The Many Languages of Pascha (Orthodox Easter)
This anecdote from isopod can’t help but make you smile:
Pascha (Orthodox Easter) is the only holiday where I feel like I have to brush up on my language skills before the liturgy.
During the liturgy, the priest shouts “Christ is risen!” and everyone responds ”Indeed He is Risen!” in many, many languages. It’s also how people greet each other after the liturgy. I can remember the Russian “Khristos Voskrese!” but never remember that the response is “Voistinu Voskrese!” Greek is easier: “Christos Anesti! Aleithos Anesti!” (though, to be honest, this is probably more memorable to me because of too many viewings of My Big Fat Greek Wedding.) And because my priest’s sons love it, I still remember the Swahili, though I’m unsure of the spelling: “Kristu amefufuka! Kweli amefufuka!”
And beyond that, I’ll respond in English “Indeed He is risen!” with a smile and a shrug.
~reblogged by Trent Gilliss, senior editor
Tasting and Touching Transcendence: Engaging All the Senses Inside and Outside of Easter
by Krista Tippett, host
I have long been fascinated by Eastern Orthodox spirituality and theology, and I’m delighted to throw a spotlight on it in this holiest of Christian seasons. In engaging all the senses — with incense, iconography, and lush hymnody — Orthodox worship conveys the incarnational message of Easter as a matter of routine. In fact, in the Armenian Orthodox tradition of Vigen Guroian, every Sunday is in some sense a celebration of Easter. And in the passions of his life — as in the culture of generations of Armenians who came before him — he also tends the Easter themes year round through life, death, and resurrection in his beloved perennial garden.
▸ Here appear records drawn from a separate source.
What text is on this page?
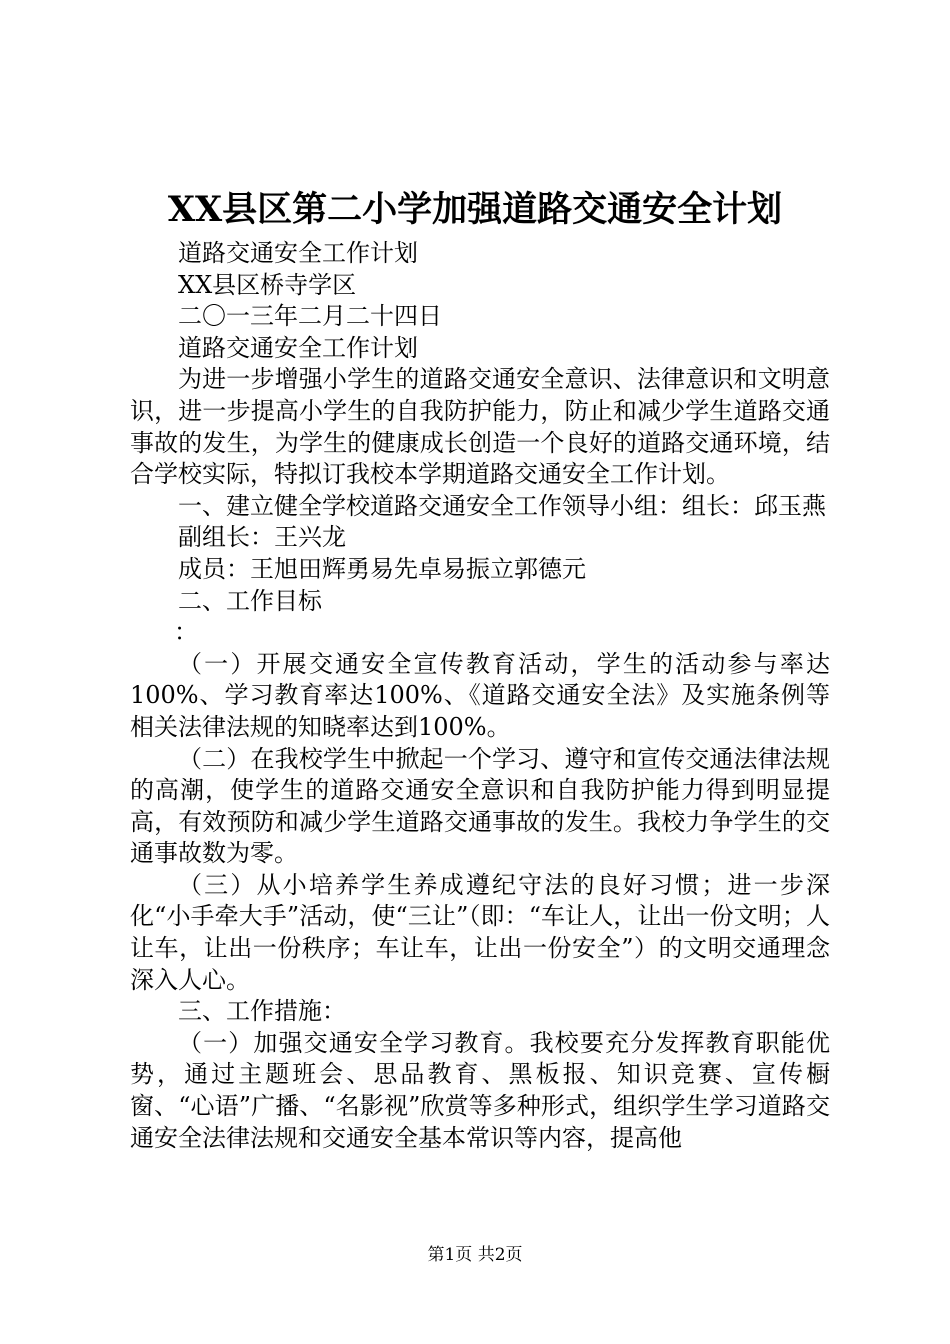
XX县区第二小学加强道路交通安全计划

道路交通安全工作计划

XX县区桥寺学区

二〇一三年二月二十四日

道路交通安全工作计划

为进一步增强小学生的道路交通安全意识、法律意识和文明意识，进一步提高小学生的自我防护能力，防止和减少学生道路交通事故的发生，为学生的健康成长创造一个良好的道路交通环境，结合学校实际，特拟订我校本学期道路交通安全工作计划。

一、建立健全学校道路交通安全工作领导小组：组长：邱玉燕

副组长：王兴龙

成员：王旭田辉勇易先卓易振立郭德元

二、工作目标

：

（一）开展交通安全宣传教育活动，学生的活动参与率达100%、学习教育率达100%、《道路交通安全法》及实施条例等相关法律法规的知晓率达到100%。

（二）在我校学生中掀起一个学习、遵守和宣传交通法律法规的高潮，使学生的道路交通安全意识和自我防护能力得到明显提高，有效预防和减少学生道路交通事故的发生。我校力争学生的交通事故数为零。

（三）从小培养学生养成遵纪守法的良好习惯；进一步深化“小手牵大手”活动，使“三让”（即：“车让人，让出一份文明；人让车，让出一份秩序；车让车，让出一份安全”）的文明交通理念深入人心。

三、工作措施：

（一）加强交通安全学习教育。我校要充分发挥教育职能优势，通过主题班会、思品教育、黑板报、知识竞赛、宣传橱窗、“心语”广播、“名影视”欣赏等多种形式，组织学生学习道路交通安全法律法规和交通安全基本常识等内容，提高他

第1页 共2页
There is a mystical collusion of the lofty and the literal, of sacred and earthly, in Guroian’s perspective. He describes how in Orthodox liturgy — as in gardening, as in life — “beginnings and endings” are repeatedly, transparently connected. And so an Armenian Easter commemorates the larger cosmic drama — beginning with the creation of the world, and human exile from the original garden of Eden, through eternity — that frames what the New Testament calls the “New Creation” in Jesus Christ.
That, of course, is high theology. But in Vigen Guroian’s imagination and in his garden, high theology is made three-dimensional, brought down in the most literal way to earth. So, for example, he describes the sacrificial labor of early spring, the time of Lent — the pruning, the mess, the clearing away that prepares him and his soil to “receive the gift.”
As he does so he not only evokes the grand themes of Easter, he vividly reveals the ancient, organic connections between many religious holidays of this time of year and nature’s cycles of fertility, decay, and regeneration.
At the same time, as Vigen Guroian remembers the aunts and uncles of his childhood, many of whom were survivors of the Armenian genocide of the early twentieth century, he finds a connection between the gardens they cherished and the human tenacity to insist on the possibility of new life and resurrection out of every disaster.
In closing this week, I offer a handful of readings from Vigen Guroian as meditations on ancient, sometimes hidden themes of this religious season that even the most devout of moderns might easily forget — exiled as so many of us are, by culture, from gardens.
From the essay “On Leaving the Garden” in The Fragrance of God:
“I have said on occasion that I think gardening is nearer to godliness than theology. … True gardeners are both iconographers and theologians insofar as these activities are the fruit of prayer ‘without ceasing.’ Likewise, true gardeners never cease to garden, not even in their sleep, because gardening is not just something they do. It is how they live.”
From the opening chapter of “On Leaving the Garden” in The Fragrance of God:
“In the Christian religion, sight has frequently been proffered as a metaphor for the experience of God. The medieval theologians spoke of the ‘vision of God’ as the summum bonum, the highest good of the Christian life. They singled out sight as the ‘mystical’ sense, the one that draws us deepest into communion with God. Dare I contend with souls so wise? For I have a notion that smell, not sight, is the most mystical sense. The garden has persuaded me of this.”
And, an excerpt from “Lenten Spring” in Inheriting Paradise:
“Lilies and hyacinths signify the resurrection, and I can understand why. But I have a pair of turtles that plant themselves in my garden each fall like two gigantic seeds and rise on Easter with earthen crowns upon their humbled heads. With the women at the tomb, I marvel.”